In February of 1960, four college students from North Carolina A&T walked to the Greensboro Woolworth’s and were refused service at the lunch counter. They returned the next day.
Several months later, demonstrations spread to cities throughout the southern United States. Civil disobedience in the form of nonviolent resistance became one of the most effective tools of the civil rights movement.
Baptists understand civil disobedience. But as a Baptist engaged in the work of electoral politics, I am also drawn to the story of Isaac Backus.
Backus launched his life as a Baptist by planting a church in Middleborough, Mass. When the colonial government forced him to continue paying his tax to his Congregational parish, Backus refused; he was sent to jail.
Arrested again for his views on baptism, Backus wrote his famous “Appeal to the Public for Religious Liberty.” His insistent views on religious liberty led him to become a delegate to the First Continental Congress and later to the Massachusetts Ratifying Convention where he voted to ratify the United States Constitution in 1788.
Backus understood the key balance between civil disobedience and direct political engagement. While he was willing to make a statement to the governing authorities by going to jail, he was also willing to participate in the regular task of legislating.
As I watch the growing protests at the General Assembly, this Baptist also looks around for those who are willing to challenge the status quo inside the legislature itself. As rich as our tradition of civil disobedience, our commitment to religious liberty also compels direct action. Baptists like Jimmy Carter understand this.
In Free Church, Free State, Nigel Wright wrote that while Baptists view the church as a gathered community seeking to model Christ to the nations, Baptists scattered throughout the world, including in elected office, are to “bring to bear a steady and invisible influence upon it, like salt.”
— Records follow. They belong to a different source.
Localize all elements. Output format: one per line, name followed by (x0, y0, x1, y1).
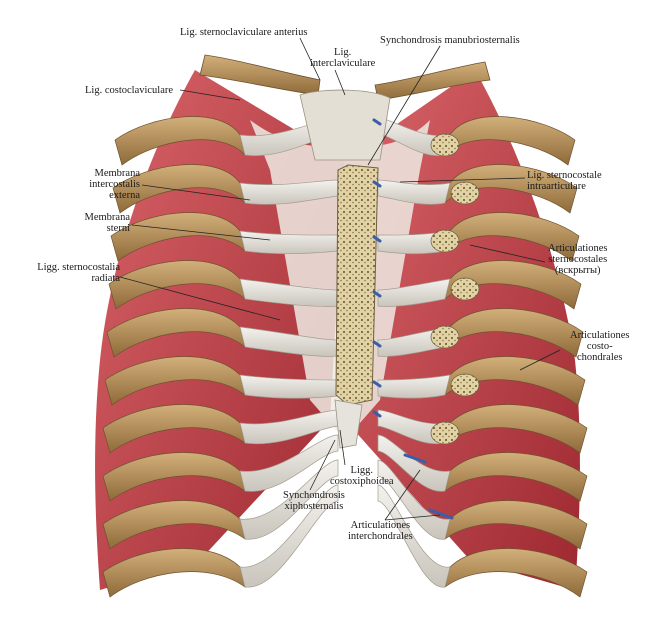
leader-line (179, 89, 241, 101)
costochondral-joint (430, 229, 460, 253)
label-lig-sternoclaviculare-anterius: Lig. sternoclaviculare anterius (180, 27, 308, 38)
leader-line (141, 184, 251, 201)
sternocostal-ligament-mark (372, 410, 382, 418)
interchondral-ligament-mark (428, 508, 454, 520)
left-costal-cartilage (239, 459, 339, 540)
right-costal-cartilage (377, 374, 451, 399)
costochondral-joint (430, 325, 460, 349)
sternocostal-ligament-mark (372, 235, 382, 243)
left-costal-cartilage (239, 434, 339, 492)
blue-ligaments (372, 118, 454, 520)
leader-line (334, 69, 346, 96)
label-ligg-costoxiphoidea: Ligg.costoxiphoidea (330, 465, 394, 487)
right-ribs (377, 116, 588, 598)
interchondral-ligament-mark (403, 453, 427, 464)
costochondral-joint (450, 373, 480, 397)
costochondral-joint (430, 421, 460, 445)
sternocostal-ligament-mark (372, 118, 382, 126)
sternocostal-ligament-mark (372, 380, 382, 388)
sternocostal-ligament-mark (372, 290, 382, 298)
costochondral-joint (430, 133, 460, 157)
left-costal-cartilage (239, 484, 339, 588)
leader-line (399, 177, 526, 183)
right-costal-cartilage (377, 459, 451, 540)
left-ribs (102, 116, 339, 598)
sternum-body (335, 164, 379, 406)
leader-line (384, 469, 421, 521)
sternocostal-ligament-mark (372, 180, 382, 188)
leader-line (119, 276, 281, 321)
leader-line (469, 244, 546, 263)
leader-line (131, 224, 271, 241)
leader-line (367, 45, 441, 166)
leader-line (339, 429, 346, 466)
right-costal-cartilage (377, 278, 451, 307)
sternocostal-ligament-mark (372, 340, 382, 348)
sternocostal-joints (430, 133, 480, 445)
costochondral-joint (450, 277, 480, 301)
leader-line (519, 349, 561, 371)
xiphoid-process (334, 399, 363, 449)
leader-line (384, 514, 441, 521)
leader-line (309, 439, 336, 491)
label-lig-costoclaviculare: Lig. costoclaviculare (85, 85, 174, 96)
right-costal-cartilage (377, 484, 451, 588)
right-costal-cartilage (377, 434, 451, 492)
label-lig-interclaviculare: Lig.interclaviculare (310, 47, 376, 69)
label-synchondrosis-manubriosternalis: Synchondrosis manubriosternalis (380, 35, 520, 46)
leader-lines (119, 37, 561, 521)
manubrium (299, 89, 391, 161)
right-costal-cartilage (377, 179, 451, 205)
costochondral-joint (450, 181, 480, 205)
leader-line (299, 37, 321, 81)
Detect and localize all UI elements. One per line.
For the Baptist, political participation must be performed with the steady and invisible leadership that recognizes one key notion — to have a free church, one must also have a free state.
As pressures at legislatures in Texas and North Carolina continue throughout the summer, Baptists would do well to remember Backus. Navigating the life of American politics as a Baptist is no easy task. But it is an important one. At a Massachusetts convention of 1788, Isaac Backus understood that.